Recognizing the need to dignify the losers in an election, the Prelates representing the 26 Episcopal Sees in the country have expressed the need to “adequately address the problem of the winner takes it all,” an issue, they say, has been identified but not conclusively addressed in the report.
To control political temperatures as the 2022 general elections near, the Bishops have affirmed the need to “come up with clear mechanism on how to handle people involved in incitements, ethnic mobilization, hate-speech and violence; this applies especially to those who wish to contest in the elections."
To control corruption, the Prelates have stated the need to harmonize statutes in the Kenyan constitution in order to seal loopholes that provide a fertile ground for corrupt officials to run for office.
“The following form part of the areas that need further dialogue and consensus building: How to handle people who have been alleged to have abused a State office yet vying for elective positions.
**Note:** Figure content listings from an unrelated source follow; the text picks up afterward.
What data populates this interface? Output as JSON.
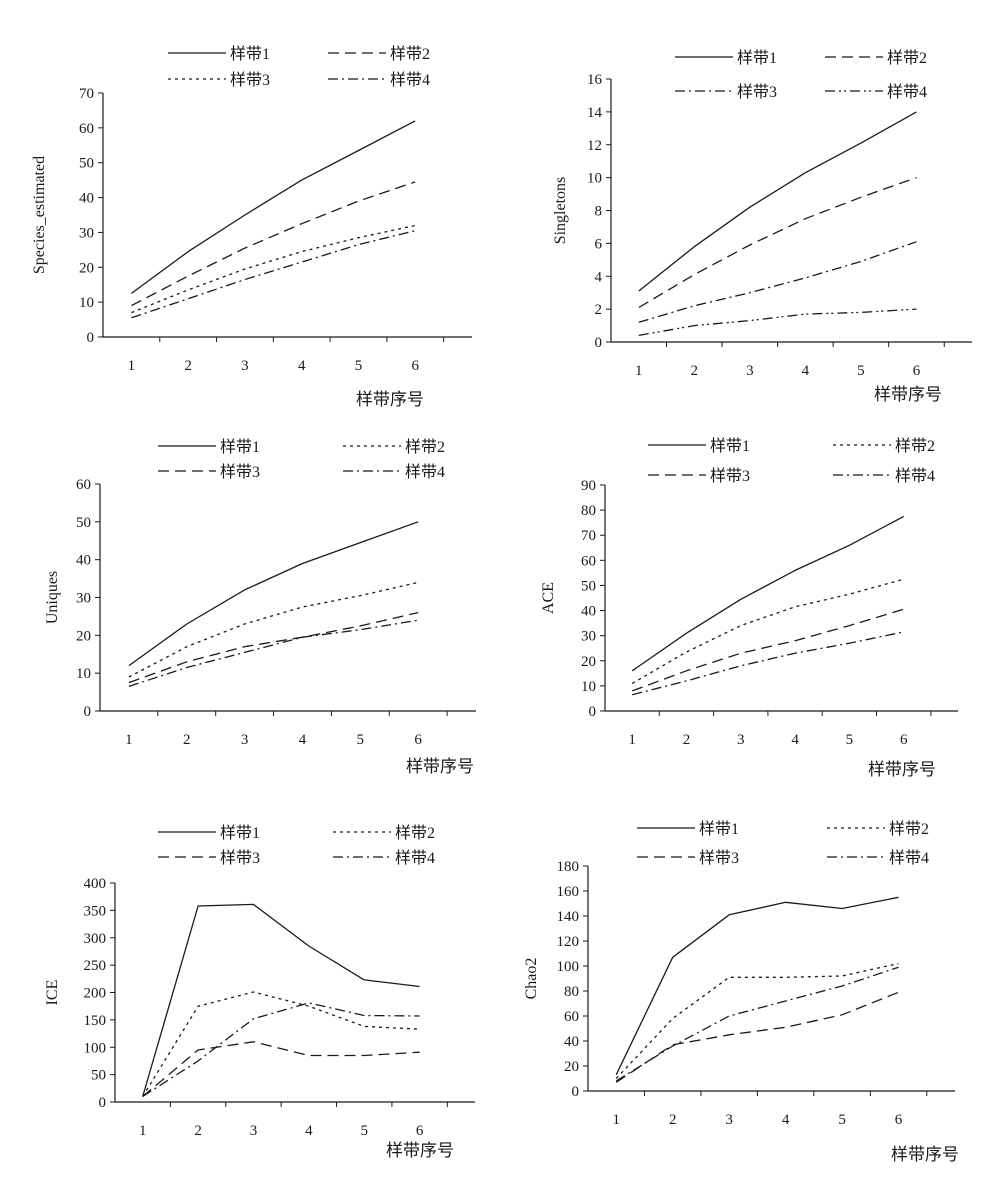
{
  "chart_data": [
    {
      "type": "line",
      "ylabel": "Species_estimated",
      "xlabel": "样带序号",
      "ylim": [
        0,
        70
      ],
      "yticks": [
        0,
        10,
        20,
        30,
        40,
        50,
        60,
        70
      ],
      "x": [
        1,
        2,
        3,
        4,
        5,
        6
      ],
      "legend_placement": "top",
      "series": [
        {
          "name": "样带1",
          "style": "solid",
          "values": [
            12.5,
            24.5,
            35,
            45,
            53.5,
            62
          ]
        },
        {
          "name": "样带2",
          "style": "dashed",
          "values": [
            9,
            17.5,
            25.5,
            32.5,
            39,
            44.5
          ]
        },
        {
          "name": "样带3",
          "style": "dotted",
          "values": [
            7,
            13.5,
            19.5,
            24.5,
            28.5,
            32
          ]
        },
        {
          "name": "样带4",
          "style": "dashdot",
          "values": [
            5.5,
            11,
            16.5,
            21.5,
            26.5,
            30.5
          ]
        }
      ]
    },
    {
      "type": "line",
      "ylabel": "Singletons",
      "xlabel": "样带序号",
      "ylim": [
        0,
        16
      ],
      "yticks": [
        0,
        2,
        4,
        6,
        8,
        10,
        12,
        14,
        16
      ],
      "x": [
        1,
        2,
        3,
        4,
        5,
        6
      ],
      "legend_placement": "top",
      "series": [
        {
          "name": "样带1",
          "style": "solid",
          "values": [
            3.1,
            5.8,
            8.2,
            10.3,
            12.1,
            14
          ]
        },
        {
          "name": "样带2",
          "style": "dashed",
          "values": [
            2.1,
            4.1,
            5.9,
            7.5,
            8.8,
            10
          ]
        },
        {
          "name": "样带3",
          "style": "dashdot",
          "values": [
            1.2,
            2.2,
            3,
            3.9,
            4.9,
            6.1
          ]
        },
        {
          "name": "样带4",
          "style": "dashdotdot",
          "values": [
            0.4,
            1,
            1.3,
            1.7,
            1.8,
            2
          ]
        }
      ]
    },
    {
      "type": "line",
      "ylabel": "Uniques",
      "xlabel": "样带序号",
      "ylim": [
        0,
        60
      ],
      "yticks": [
        0,
        10,
        20,
        30,
        40,
        50,
        60
      ],
      "x": [
        1,
        2,
        3,
        4,
        5,
        6
      ],
      "legend_placement": "top",
      "series": [
        {
          "name": "样带1",
          "style": "solid",
          "values": [
            12,
            23,
            32,
            39,
            44.5,
            50
          ]
        },
        {
          "name": "样带2",
          "style": "dotted",
          "values": [
            9,
            17,
            23,
            27.5,
            30.5,
            34
          ]
        },
        {
          "name": "样带3",
          "style": "dashed",
          "values": [
            7.5,
            13,
            17,
            19.5,
            22.5,
            26
          ]
        },
        {
          "name": "样带4",
          "style": "dashdot",
          "values": [
            6.5,
            11.5,
            15.5,
            19.5,
            21.5,
            24
          ]
        }
      ]
    },
    {
      "type": "line",
      "ylabel": "ACE",
      "xlabel": "样带序号",
      "ylim": [
        0,
        90
      ],
      "yticks": [
        0,
        10,
        20,
        30,
        40,
        50,
        60,
        70,
        80,
        90
      ],
      "x": [
        1,
        2,
        3,
        4,
        5,
        6
      ],
      "legend_placement": "top",
      "series": [
        {
          "name": "样带1",
          "style": "solid",
          "values": [
            16,
            31,
            44.5,
            56,
            66,
            77.5
          ]
        },
        {
          "name": "样带2",
          "style": "dotted",
          "values": [
            11,
            23.5,
            34,
            41.5,
            46.5,
            52.5
          ]
        },
        {
          "name": "样带3",
          "style": "dashed",
          "values": [
            8,
            16,
            23,
            28,
            34,
            40.5
          ]
        },
        {
          "name": "样带4",
          "style": "dashdot",
          "values": [
            6.5,
            12,
            18,
            23,
            27,
            31.5
          ]
        }
      ]
    },
    {
      "type": "line",
      "ylabel": "ICE",
      "xlabel": "样带序号",
      "ylim": [
        0,
        400
      ],
      "yticks": [
        0,
        50,
        100,
        150,
        200,
        250,
        300,
        350,
        400
      ],
      "x": [
        1,
        2,
        3,
        4,
        5,
        6
      ],
      "legend_placement": "top",
      "series": [
        {
          "name": "样带1",
          "style": "solid",
          "values": [
            10,
            358,
            361,
            285,
            223,
            211
          ]
        },
        {
          "name": "样带2",
          "style": "dotted",
          "values": [
            10,
            175,
            201,
            175,
            138,
            133
          ]
        },
        {
          "name": "样带3",
          "style": "dashed",
          "values": [
            10,
            95,
            110,
            85,
            85,
            91
          ]
        },
        {
          "name": "样带4",
          "style": "dashdot",
          "values": [
            10,
            75,
            152,
            181,
            158,
            157
          ]
        }
      ]
    },
    {
      "type": "line",
      "ylabel": "Chao2",
      "xlabel": "样带序号",
      "ylim": [
        0,
        180
      ],
      "yticks": [
        0,
        20,
        40,
        60,
        80,
        100,
        120,
        140,
        160,
        180
      ],
      "x": [
        1,
        2,
        3,
        4,
        5,
        6
      ],
      "legend_placement": "top",
      "series": [
        {
          "name": "样带1",
          "style": "solid",
          "values": [
            13,
            107,
            141,
            151,
            146,
            155
          ]
        },
        {
          "name": "样带2",
          "style": "dotted",
          "values": [
            10,
            58,
            91,
            91,
            92,
            102
          ]
        },
        {
          "name": "样带3",
          "style": "dashed",
          "values": [
            7,
            37,
            45,
            51,
            61,
            79
          ]
        },
        {
          "name": "样带4",
          "style": "dashdot",
          "values": [
            8,
            36,
            60,
            72,
            84,
            99
          ]
        }
      ]
    }
  ]
}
This article 99 (3) of the Constitution contradicts the provision of Chapter 6 of the Constitution and the Integrity and Leadership,” the Prelates have stated in the statement signed on their behalf by KCCB Chairman, Archbishop Philip Anyolo.
Other areas highlighted in the four-page statement include the calculation of national revenue based on the last audited accounts rather than on the current revenues and national budget; the proposal that the Independent Electoral and Boundaries Commission (IEBC) Commissioners be nominated by Parliamentary Political Party Leaders; and the high cost of carrying out elections, political parties’ nominations, and voter bribery in Kenya.
The Shepherds have also called for dialogue on how to address the crisis as identified by BBI on the family, youth and society, and Gender Based Violence; how to respect the principle of subsidiarity; and the need to further dialogue and deliberations especially on how to make Institutions work effectively.
Acknowledging the spirit of the BBI process as being “to reconcile and unite Kenyans, and foster co-existence and cohesion,” the Bishops have called on all Kenyans “to deliberately read the content of BBI report and to avoid politicizing and being divisive on the same.”
The Church leaders have committed themselves to engaging “the political leaders and key sectors across the divide, including the private sector and other Non-State Actors, to develop consensus on the issues raised, and on the best way to carry the process forward.”
To ensure that every citizen understands the report, the Prelates have undertaken to “provide a structured civic education to ensure that Kenyans make informed choices” and to also “continue to provide the platform for mediation and diplomacy.”